The Gibraltar North Mole Lighthouse (depicted on map) is located at the south end of the Western Arm of the L-shaped North Mole of the Port of Gibraltar. It is positioned at the "D" head of the North Mole; hence, its alternate name. The lighthouse and harbour are north of the eastern end of the Strait of Gibraltar and its access to the Mediterranean, and west of the Rock.

The Gibraltar North Mole Lighthouse is a black, octagonal tower constructed of cast iron, with a height of 17 metres (56 feet). The skeletal tower has a central cylinder. The original lantern and gallery platform were exchanged for a square skeletal tower and new lantern and gallery platform to elevate the light source. (A similar tower at the north end of the South Mole of the harbour differs in that it retains its original gallery.) The Gibraltar North Mole Lighthouse is operational and is utilized as an aid to navigation, particularly in and near the port. The light characteristic is a quick, flashing red light, and the range is five nautical miles. The active lighthouse has a focal plane of 18 metres (59 feet).

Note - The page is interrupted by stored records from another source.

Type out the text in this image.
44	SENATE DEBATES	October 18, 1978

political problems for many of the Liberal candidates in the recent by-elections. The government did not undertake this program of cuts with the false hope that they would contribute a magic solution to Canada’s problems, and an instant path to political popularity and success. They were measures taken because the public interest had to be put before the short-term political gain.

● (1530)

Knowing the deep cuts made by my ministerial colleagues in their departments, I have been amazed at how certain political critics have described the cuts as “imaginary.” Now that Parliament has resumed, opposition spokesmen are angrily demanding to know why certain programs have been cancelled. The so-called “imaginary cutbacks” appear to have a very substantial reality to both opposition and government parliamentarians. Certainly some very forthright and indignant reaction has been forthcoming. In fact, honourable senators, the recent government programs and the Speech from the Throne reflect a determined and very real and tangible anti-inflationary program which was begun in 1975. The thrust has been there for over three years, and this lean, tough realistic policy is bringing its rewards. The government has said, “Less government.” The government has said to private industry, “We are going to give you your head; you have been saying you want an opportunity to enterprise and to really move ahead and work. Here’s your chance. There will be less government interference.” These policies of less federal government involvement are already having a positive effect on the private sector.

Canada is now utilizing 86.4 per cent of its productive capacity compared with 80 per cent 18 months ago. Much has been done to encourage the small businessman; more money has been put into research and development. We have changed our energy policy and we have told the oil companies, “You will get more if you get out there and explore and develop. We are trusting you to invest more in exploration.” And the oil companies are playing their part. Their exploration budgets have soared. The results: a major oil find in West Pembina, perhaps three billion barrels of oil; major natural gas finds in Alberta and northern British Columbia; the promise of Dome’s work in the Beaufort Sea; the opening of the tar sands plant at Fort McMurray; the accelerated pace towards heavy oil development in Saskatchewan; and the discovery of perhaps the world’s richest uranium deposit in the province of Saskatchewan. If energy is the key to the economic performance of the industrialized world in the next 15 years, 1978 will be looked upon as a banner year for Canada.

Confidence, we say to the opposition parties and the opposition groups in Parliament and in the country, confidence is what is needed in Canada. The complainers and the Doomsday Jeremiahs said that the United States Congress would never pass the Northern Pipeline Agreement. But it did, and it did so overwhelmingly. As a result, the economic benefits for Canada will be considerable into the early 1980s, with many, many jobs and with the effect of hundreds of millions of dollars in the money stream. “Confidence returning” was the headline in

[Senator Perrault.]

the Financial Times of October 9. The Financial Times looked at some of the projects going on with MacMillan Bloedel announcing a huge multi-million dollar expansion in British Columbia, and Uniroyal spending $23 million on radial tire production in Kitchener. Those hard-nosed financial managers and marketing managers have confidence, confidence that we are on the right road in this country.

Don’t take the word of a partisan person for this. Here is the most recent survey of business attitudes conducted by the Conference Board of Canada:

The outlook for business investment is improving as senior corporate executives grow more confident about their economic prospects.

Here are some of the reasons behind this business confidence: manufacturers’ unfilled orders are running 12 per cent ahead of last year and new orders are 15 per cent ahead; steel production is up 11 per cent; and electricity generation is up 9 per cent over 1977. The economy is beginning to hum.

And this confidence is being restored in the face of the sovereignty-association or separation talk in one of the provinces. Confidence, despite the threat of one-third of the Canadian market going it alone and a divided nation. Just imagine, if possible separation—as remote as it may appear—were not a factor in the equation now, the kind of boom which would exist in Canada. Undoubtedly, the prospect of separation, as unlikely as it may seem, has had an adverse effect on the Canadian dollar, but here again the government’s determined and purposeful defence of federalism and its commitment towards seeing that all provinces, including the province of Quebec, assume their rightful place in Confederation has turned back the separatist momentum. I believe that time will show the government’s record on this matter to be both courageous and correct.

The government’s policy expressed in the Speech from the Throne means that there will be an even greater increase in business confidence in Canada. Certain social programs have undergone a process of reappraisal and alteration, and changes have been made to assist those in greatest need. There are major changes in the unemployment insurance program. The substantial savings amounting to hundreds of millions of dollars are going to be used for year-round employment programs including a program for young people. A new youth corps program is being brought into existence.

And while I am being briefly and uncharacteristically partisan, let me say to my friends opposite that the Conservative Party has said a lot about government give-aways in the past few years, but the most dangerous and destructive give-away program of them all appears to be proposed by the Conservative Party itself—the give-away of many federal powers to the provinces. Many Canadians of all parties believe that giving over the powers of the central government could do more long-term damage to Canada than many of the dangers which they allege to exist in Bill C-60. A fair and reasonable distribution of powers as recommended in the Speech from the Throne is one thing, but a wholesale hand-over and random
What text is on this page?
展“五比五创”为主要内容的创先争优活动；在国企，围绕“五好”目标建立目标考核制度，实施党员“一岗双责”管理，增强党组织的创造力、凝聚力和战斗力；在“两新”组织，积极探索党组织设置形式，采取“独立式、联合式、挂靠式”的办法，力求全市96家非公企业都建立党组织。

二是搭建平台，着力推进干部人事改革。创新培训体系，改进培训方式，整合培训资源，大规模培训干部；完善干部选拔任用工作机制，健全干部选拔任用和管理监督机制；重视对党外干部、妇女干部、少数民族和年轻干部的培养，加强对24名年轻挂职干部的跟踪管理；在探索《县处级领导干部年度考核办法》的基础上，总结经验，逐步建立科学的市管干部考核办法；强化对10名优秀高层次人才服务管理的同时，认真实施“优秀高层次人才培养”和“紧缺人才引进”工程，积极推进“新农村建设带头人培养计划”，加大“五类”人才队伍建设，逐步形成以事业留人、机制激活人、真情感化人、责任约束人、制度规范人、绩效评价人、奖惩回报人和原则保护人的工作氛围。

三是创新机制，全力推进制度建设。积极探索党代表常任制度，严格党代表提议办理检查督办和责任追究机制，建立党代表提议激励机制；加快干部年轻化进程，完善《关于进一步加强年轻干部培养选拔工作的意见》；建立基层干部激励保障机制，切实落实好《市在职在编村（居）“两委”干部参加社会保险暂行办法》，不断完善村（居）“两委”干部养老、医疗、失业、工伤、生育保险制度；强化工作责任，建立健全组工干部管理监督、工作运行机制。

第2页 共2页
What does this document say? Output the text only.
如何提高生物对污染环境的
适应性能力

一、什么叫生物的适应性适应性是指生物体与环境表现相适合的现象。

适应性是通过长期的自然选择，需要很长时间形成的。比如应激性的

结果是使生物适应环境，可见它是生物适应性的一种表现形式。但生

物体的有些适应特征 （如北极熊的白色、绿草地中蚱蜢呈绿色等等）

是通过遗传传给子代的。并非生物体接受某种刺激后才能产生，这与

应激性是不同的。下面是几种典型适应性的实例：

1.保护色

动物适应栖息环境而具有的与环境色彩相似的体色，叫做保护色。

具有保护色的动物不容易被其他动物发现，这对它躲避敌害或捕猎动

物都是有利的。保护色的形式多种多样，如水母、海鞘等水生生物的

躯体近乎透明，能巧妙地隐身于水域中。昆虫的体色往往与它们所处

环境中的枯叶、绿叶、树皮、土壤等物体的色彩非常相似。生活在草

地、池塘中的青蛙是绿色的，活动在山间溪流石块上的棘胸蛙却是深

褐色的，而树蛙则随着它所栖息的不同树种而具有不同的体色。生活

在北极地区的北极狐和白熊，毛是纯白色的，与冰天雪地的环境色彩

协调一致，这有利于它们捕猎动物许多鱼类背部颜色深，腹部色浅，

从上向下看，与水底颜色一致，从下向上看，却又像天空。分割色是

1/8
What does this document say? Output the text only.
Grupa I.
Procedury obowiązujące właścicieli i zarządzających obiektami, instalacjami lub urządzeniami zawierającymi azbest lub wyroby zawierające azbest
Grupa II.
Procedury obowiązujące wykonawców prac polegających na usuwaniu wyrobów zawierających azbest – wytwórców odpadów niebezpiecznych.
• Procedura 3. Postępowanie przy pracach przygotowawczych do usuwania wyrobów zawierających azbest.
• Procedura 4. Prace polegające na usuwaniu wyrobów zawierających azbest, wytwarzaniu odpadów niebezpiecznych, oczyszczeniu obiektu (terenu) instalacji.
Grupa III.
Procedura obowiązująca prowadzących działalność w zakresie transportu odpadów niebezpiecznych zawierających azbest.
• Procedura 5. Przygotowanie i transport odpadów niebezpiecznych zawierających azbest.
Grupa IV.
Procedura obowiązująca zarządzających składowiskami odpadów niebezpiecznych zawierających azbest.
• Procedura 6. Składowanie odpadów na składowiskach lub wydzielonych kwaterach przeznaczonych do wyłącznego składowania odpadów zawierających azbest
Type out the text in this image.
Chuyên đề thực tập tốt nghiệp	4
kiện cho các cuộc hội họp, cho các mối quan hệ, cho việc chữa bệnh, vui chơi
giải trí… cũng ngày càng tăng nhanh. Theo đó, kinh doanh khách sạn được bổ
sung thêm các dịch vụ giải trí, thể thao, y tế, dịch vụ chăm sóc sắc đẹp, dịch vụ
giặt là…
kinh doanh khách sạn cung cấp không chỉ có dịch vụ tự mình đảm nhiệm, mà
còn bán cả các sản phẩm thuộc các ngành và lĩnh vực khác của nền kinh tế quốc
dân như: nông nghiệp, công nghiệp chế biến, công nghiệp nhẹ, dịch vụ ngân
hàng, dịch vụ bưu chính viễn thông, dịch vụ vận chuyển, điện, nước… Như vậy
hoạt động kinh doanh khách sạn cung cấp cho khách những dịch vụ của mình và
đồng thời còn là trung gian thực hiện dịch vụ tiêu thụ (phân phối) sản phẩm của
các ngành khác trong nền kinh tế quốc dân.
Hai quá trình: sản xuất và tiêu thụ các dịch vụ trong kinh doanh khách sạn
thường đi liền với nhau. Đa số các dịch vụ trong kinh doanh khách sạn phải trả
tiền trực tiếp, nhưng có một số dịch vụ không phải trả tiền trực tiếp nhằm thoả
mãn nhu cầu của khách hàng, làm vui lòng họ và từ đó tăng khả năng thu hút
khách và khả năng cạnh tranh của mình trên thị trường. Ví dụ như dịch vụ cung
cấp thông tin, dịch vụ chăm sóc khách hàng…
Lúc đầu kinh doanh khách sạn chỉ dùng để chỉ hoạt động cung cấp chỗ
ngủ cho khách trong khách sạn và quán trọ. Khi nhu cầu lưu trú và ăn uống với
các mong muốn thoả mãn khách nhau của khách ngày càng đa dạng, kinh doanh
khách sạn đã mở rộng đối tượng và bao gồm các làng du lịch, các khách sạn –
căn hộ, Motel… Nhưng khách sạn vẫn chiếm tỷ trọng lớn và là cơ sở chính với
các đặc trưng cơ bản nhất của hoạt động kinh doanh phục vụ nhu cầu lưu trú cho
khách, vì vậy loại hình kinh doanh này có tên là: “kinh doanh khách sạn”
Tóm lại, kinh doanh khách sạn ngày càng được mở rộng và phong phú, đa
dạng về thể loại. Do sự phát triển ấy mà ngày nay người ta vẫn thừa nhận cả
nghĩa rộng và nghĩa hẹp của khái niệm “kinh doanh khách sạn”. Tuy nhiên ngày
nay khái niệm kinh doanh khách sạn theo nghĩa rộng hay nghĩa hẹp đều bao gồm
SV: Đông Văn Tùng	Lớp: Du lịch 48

Both the tower and the site are closed to the public. The lighthouse is operated by the Gibraltar Port Authority. The United Kingdom Hydrographic Office Admiralty Digital List of Lights (ADLL) number for the Gibraltar North Mole Lighthouse is D2448. Its United States National Geospatial-Intelligence Agency (NGA) number is 4236. The Amateur Radio Lighthouse Society (ARLHS) number is GIB-005.